I decided to follow their example and it was a simple matter to obtain a sample. Modafinil is prescribed by doctors in the UK and USA for sleep disorders but it’s also available over the internet. You may see it marketed there as Provigil, Modalert or Modapro. If ordering Modafinil online in the UK is not your style, any campus is likely to have a black market in the stuff. An acquaintance of mine would acquire it in bulk from India for around £1.20 to £2.40. You can also find Modalert in London, where most of the campuses are located. He let them go for the same price as a friendly service to his fellow students. His pills were always in great demand, some customers taking it every day.

This acquaintance supplied me with Modafinil sufficient for a month and a half’s intermittent usage. This is more than enough history for me to judge its effectiveness. My conclusion is that it definitely does the job. Whatever you need to accomplish, you’ll get it done. Your mind will be clear and energized, without the rush or trippiness of recreational drugs, nor the induced edginess of caffeine. I simply felt well-rested and intent on completing whatever tasks I had assigned. I always took a standard dose, either a 100mg. half-tablet or a 200mg. full one. Such dosages were active for five to seven hours.

It wasn’t all plain-sailing, as Modafinil does have its odd side-effects. After completing a study session or essay, I’d turn in to bed and still feel fully alert… Yet I’d fall asleep quickly regardless. This is a peculiar and somewhat disturbing sensation. For this reason I took Moda only when necessary, as its long-term mental consequences have not been fully investigated.

It should be noted that, while I could work harder, I wasn’t any smarter. I produced a higher quantity of work but of the same intellectual quality. Still, exams are weighted to reward demonstration of understanding over a comprehensive volume of work and Modafinil is certainly suited to achieving that end. That said, we generally used it as an aid to revision and completing assignments. Its effects are probably not a good fit for sitting an exam, as one might become fixated on a single question to the detriment of the exam paper entire.

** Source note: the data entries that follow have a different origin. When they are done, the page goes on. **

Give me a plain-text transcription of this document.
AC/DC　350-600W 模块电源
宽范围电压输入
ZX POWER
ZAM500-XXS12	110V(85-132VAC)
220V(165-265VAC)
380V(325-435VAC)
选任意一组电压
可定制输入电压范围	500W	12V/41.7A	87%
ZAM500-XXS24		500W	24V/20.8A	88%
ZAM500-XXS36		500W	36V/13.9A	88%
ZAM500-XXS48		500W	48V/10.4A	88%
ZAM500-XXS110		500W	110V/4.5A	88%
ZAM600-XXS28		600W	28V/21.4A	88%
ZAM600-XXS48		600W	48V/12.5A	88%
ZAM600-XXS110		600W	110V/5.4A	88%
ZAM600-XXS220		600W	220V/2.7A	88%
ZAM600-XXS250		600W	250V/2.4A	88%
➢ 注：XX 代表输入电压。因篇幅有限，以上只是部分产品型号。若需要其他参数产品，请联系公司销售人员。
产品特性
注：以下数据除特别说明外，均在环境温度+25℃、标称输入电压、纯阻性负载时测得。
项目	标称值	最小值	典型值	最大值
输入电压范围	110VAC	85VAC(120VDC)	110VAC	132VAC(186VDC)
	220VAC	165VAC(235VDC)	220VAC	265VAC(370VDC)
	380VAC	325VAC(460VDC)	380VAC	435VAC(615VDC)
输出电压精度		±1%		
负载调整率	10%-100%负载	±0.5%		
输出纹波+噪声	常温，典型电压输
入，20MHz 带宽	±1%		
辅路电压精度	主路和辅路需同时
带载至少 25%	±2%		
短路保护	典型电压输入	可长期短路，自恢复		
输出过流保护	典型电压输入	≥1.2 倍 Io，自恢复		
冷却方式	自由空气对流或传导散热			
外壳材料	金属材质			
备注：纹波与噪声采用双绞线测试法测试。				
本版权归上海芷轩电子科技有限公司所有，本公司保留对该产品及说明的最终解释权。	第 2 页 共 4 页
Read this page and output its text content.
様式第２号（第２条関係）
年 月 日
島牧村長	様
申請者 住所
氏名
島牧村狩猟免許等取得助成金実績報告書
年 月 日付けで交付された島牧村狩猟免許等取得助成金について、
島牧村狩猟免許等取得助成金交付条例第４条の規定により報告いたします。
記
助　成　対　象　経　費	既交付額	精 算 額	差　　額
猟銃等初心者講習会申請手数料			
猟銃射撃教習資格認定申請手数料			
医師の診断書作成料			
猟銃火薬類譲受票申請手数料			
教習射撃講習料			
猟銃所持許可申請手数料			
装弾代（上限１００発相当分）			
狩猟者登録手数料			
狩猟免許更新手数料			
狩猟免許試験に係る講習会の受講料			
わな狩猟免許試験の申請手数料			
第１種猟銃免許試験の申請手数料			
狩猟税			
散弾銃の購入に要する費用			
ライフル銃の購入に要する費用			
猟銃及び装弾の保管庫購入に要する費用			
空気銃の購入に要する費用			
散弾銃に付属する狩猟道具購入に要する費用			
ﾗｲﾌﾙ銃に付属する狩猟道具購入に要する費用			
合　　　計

Of course, some students used it during exams too. For them, it was perhaps a habit like drinking coffee or smoking tobacco. That is because you can simply find Modalert in London pharmacies or buy it through campus students. Cambridge professor, Barbara S a specialist in clinical neuropsychology has a long-time professional interest in the smart drug. In her opinion, students may take the substance due to peer-pressure, despite a certain attitude which regards Modafinil and other such nootropics as “hacks.” Professor Barbara S questions whether it should be banned as a performance-enhancer, in a similar way that steroid-usage is prohibited within physical completion.
Clare College Dean of Students, Dr. Tamara F, echoes these sentiments. She believes that students seeking an edge over their fellows are driving a potentially harmful phenomenon.

I encountered such views frequently among my fellow students. My roomie who threw the party, Katie, was strongly opposed to trying Modafinil. She felt uncomfortable at what would result if smart drug usage became the norm; a kind of intellectual arms-race, calling for even more potent substances. Relying on natural talent, she graduated with flying. A student I read about in New Yorker magazine, who attended Harvard, said that weaker students generally relied more heavily on smart drugs in order to keep up. I’m a testament to that view; I credit my pleasantly surprising final results to Modafinil.

It’s been estimated by Varsity that a tenth of Cambridge attendees have experimented with Modafinil. That tallies with my own observations. I believe this smart drug is here to stay, as there’s a genuine demand for it. Professor Barbara S is troubled by its prevalence however, seeing it as a contributor to our increasingly workaholic society.